Test: The independent test data set consisted of 13 patients scanned on the LAFOV scanner using a diagnostic PET/CT protocol. All patients received 3MBq/kg 18F-FDG 60 min prior to PET scanning. PET data was reconstructed using a clinical protocol of 5i4s, 2 mm Gauss filter, PSF and TOF modeling.
Evaluation: Attenuation corrected PET images were reconstructed using both the clinical AC CT (120 kVp, Ref mAs 160 mAs) and the sCT images. We report mean and maximum PET uptake in selected regions, lung, liver, pelvic muscle near bone, aorta. For a qualitative image quality assessment, all 13 PET test dataset were evaluated blinded by an experienced nuclear medicine specialist indicating preference for or indifference between the CT or sCT reconstructed images.

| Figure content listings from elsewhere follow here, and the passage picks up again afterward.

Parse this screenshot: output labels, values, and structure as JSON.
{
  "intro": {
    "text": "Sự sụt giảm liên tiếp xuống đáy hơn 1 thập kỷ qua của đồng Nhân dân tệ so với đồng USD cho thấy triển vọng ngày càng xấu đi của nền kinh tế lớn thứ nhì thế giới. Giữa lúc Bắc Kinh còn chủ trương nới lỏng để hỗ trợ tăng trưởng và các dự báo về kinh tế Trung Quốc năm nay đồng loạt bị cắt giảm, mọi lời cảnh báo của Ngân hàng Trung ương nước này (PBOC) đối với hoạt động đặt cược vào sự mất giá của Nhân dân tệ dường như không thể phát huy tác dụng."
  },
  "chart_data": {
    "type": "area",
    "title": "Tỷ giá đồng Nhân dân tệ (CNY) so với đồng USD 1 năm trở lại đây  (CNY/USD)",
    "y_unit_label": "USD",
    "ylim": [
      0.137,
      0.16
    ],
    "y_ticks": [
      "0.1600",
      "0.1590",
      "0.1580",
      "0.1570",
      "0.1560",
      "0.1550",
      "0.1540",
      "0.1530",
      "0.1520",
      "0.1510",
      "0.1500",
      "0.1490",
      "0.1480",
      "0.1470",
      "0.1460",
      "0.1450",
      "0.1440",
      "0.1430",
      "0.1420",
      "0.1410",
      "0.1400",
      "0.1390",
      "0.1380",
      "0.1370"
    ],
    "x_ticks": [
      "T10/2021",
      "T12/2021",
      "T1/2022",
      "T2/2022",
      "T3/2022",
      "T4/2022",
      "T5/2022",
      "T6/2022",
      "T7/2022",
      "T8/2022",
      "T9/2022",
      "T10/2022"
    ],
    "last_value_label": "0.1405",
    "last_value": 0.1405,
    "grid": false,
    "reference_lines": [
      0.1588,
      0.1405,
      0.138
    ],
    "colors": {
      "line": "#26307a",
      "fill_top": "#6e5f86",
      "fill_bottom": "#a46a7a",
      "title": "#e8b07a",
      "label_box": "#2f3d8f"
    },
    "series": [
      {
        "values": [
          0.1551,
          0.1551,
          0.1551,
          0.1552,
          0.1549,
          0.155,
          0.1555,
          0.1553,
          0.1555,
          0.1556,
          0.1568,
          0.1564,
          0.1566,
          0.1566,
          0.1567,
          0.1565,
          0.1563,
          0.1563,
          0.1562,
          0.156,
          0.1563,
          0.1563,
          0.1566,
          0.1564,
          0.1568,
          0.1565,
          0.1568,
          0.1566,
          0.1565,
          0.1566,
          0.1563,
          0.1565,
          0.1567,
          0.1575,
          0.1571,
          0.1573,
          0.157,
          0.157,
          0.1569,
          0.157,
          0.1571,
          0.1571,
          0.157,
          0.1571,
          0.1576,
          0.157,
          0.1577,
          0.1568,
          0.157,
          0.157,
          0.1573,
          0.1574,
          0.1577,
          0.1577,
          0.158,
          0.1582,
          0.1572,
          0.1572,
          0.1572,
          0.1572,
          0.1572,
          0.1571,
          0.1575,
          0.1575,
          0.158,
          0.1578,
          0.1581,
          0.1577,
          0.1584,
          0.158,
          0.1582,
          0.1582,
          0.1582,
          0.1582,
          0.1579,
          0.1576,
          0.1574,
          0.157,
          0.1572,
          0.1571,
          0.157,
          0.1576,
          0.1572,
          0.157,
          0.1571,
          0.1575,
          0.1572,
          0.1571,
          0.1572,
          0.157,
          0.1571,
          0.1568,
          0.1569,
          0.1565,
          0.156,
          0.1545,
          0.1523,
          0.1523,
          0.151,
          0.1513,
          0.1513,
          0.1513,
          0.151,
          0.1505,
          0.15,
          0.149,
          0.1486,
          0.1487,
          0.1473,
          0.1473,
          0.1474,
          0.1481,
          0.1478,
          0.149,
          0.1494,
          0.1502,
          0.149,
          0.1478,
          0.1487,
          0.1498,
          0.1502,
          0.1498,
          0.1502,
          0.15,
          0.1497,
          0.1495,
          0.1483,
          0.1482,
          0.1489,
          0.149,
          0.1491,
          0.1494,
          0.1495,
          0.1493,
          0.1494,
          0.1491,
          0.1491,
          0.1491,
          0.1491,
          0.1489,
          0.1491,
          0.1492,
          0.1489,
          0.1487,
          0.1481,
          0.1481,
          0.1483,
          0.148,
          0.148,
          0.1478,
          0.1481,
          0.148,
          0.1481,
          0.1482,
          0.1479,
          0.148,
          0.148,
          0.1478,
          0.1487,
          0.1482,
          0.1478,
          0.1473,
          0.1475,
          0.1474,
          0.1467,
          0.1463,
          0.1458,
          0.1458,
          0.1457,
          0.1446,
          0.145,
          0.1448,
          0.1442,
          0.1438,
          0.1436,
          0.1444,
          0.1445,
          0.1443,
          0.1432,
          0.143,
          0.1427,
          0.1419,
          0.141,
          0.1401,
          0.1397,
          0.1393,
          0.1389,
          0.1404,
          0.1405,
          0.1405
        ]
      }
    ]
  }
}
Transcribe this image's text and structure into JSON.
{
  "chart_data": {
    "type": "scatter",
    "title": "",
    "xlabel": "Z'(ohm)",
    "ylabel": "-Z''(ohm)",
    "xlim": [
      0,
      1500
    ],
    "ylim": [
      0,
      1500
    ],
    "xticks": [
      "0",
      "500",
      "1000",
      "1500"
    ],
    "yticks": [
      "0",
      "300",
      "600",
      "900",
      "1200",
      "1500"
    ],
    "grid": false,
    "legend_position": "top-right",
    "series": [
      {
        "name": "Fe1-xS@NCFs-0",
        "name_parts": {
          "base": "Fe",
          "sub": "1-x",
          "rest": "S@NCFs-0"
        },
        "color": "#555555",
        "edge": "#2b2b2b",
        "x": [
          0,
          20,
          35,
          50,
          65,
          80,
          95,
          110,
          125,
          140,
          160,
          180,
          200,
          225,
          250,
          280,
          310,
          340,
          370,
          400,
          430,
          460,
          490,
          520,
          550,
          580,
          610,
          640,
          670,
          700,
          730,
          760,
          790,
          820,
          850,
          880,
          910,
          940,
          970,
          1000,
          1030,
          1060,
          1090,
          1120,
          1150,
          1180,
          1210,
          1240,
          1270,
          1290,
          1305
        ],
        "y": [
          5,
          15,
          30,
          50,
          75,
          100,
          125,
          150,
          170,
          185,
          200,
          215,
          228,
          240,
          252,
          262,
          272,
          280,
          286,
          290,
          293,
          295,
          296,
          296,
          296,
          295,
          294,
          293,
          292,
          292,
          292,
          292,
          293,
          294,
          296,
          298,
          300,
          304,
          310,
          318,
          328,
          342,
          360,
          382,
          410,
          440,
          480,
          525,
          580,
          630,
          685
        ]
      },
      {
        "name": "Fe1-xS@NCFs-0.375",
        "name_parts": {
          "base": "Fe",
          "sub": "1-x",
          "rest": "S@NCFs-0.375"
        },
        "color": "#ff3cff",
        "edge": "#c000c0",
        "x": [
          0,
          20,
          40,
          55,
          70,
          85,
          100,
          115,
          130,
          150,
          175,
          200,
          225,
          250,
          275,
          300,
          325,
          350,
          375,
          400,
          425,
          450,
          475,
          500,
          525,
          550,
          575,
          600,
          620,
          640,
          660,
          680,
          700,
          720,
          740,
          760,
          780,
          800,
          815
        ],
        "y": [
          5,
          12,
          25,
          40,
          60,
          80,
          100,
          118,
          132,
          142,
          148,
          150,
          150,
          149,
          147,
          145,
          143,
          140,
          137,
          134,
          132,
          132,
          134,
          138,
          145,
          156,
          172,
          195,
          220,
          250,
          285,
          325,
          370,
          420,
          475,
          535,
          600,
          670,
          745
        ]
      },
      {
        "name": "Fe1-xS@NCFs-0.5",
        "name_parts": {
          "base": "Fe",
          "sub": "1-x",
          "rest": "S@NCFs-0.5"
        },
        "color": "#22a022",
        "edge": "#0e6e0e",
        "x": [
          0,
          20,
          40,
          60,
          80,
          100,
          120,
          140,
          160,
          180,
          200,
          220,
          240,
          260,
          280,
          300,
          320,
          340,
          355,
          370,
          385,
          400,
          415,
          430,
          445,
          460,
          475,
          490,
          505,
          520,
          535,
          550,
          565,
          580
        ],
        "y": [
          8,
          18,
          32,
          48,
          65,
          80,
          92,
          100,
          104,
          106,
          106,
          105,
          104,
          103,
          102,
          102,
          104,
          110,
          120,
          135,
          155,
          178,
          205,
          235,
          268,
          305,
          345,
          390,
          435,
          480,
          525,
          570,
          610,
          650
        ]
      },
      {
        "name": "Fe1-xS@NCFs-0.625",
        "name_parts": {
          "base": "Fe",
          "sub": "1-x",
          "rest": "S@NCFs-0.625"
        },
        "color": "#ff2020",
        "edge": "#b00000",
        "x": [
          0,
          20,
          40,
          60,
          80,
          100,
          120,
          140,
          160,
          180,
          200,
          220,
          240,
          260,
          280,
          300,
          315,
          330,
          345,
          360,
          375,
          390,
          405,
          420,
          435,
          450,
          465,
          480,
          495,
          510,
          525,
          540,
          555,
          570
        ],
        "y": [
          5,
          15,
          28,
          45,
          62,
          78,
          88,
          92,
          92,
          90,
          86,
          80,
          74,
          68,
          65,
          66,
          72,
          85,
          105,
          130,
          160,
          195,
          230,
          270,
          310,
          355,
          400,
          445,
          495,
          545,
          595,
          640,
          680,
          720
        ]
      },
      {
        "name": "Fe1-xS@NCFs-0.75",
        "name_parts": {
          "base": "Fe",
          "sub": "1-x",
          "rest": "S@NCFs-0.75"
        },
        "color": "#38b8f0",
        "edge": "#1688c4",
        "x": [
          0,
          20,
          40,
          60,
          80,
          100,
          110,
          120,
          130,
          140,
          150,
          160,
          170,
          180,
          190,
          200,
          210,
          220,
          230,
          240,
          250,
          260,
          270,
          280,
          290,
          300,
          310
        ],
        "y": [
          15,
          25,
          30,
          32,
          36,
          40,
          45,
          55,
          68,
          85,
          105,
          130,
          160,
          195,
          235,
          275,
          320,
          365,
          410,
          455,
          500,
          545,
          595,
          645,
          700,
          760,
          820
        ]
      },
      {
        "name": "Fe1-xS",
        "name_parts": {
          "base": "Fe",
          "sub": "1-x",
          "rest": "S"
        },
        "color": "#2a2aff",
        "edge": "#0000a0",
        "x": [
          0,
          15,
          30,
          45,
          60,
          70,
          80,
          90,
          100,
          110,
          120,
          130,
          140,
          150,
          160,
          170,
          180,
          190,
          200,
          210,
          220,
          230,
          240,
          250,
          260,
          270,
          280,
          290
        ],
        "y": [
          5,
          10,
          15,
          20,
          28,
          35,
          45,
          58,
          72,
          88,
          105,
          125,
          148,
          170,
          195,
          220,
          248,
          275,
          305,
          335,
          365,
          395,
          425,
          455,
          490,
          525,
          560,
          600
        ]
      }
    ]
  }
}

Results: Quantitative analysis of PET data revealed mean relative SUV deviations of lung, liver, pelvic muscle, aorta of across all selected regions of 2.4 ± 7.7%, 2.5 ± 3.7%, 4.7 ± 3.7%, 2.2 ± 4.4%, resp (range:[-13%,+18%]). The clinical evaluation showed no clinical difference in all 13 cases. In two cases a slight chance in contrast was noted. No preference between the sCT or CT based AC was found. No artifact was found in the PET data. Figure shows a representative patient: A: FDG PET attenuation corrected using CT. B: FDG PET attenuation corrected using deep learning derived sCT.
Conclusions: We present a GAN-based network that allows for reconstructing PET data from NAC data without the need for a CT. The method was directly applicable to data from the LAFOV scanner, despite being trained on data with 5-10 times less sensitivity. The method allows for reduction of a LAFOV PET scan such as the Quadra to less than 1 mSv in radiation dose by combining the high PET sensitivity with the sCT image for AC without loss of image quality. We hypothesize that certain typical errors in the PET images derived from wrong attenuation values could be addressed by this NAC-derived approach.This includes streaking artifacts, bias due to contrast agents, external motion between CT and PET or internal motion such as breathing leading to the typical shadows at the diaphragm region. Furthermore NAC based AC can have applications where CT is not available such as PET/MR or PET-only systems.